HARVARD, Mass. — Four climate activists who tried to block a train carrying coal to a New Hampshire power plant were arrested early Friday in Massachusetts.
The protesters were arrested in the town of Harvard just after 1 a.m. after erecting a scaffold over the tracks and refusing to come down, a state police spokesman said in a statement.
Harvard firefighters dismantled the scaffold.
“The climate is in a state of emergency.” Activists with the @ClimateDisobey protested the largest coal-fired plant in New England by blocking train tracks in the woods. We have LIVE updates NOW on Boston 25 Morning News. https://t.co/ofIx8Fm6zt #boston25 pic.twitter.com/nQG7RSiMbL
— Boston 25 News (@boston25) January 3, 2020
Timothy Dechristopher, 38, of Pawtucket, Rhode Island; Adam Rice, 30, of South Portland, Maine; Cody Pajic, 21, of Pembroke; and Gia Neswald, 50, of Turners Falls, were charged with trespassing, walking or standing on railroad tracks, and obstruction of a passing train.
They were booked at the state police barracks in Leominster and transported to Clinton District Court for arraignment.

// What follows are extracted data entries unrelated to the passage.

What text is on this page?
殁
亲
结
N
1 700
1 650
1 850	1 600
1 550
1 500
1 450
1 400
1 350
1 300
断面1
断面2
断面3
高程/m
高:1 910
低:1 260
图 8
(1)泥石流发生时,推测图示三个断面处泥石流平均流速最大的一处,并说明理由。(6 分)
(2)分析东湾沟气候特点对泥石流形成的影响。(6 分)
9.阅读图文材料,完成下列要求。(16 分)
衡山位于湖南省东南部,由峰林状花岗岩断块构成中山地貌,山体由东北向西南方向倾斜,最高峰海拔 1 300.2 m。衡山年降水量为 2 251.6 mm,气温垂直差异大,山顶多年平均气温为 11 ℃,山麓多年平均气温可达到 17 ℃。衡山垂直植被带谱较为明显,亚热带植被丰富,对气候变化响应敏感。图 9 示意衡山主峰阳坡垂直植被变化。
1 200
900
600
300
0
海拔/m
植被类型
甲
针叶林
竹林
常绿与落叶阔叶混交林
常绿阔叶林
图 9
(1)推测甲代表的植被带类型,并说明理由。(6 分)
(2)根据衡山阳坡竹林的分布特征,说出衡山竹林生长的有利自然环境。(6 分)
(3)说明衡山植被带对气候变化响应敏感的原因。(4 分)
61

It’s not clear of they have attorneys.
The group Climate Disobedience Center has held several protests recently trying to stop coal shipments to the power plant in Bow, New Hampshire.
“With the climate crisis and the science as we know it is, it is far past time to be shipping coal to New England and burning it for our electricity,” said Jay O’Hara, a member of the Climate Disobedience Center.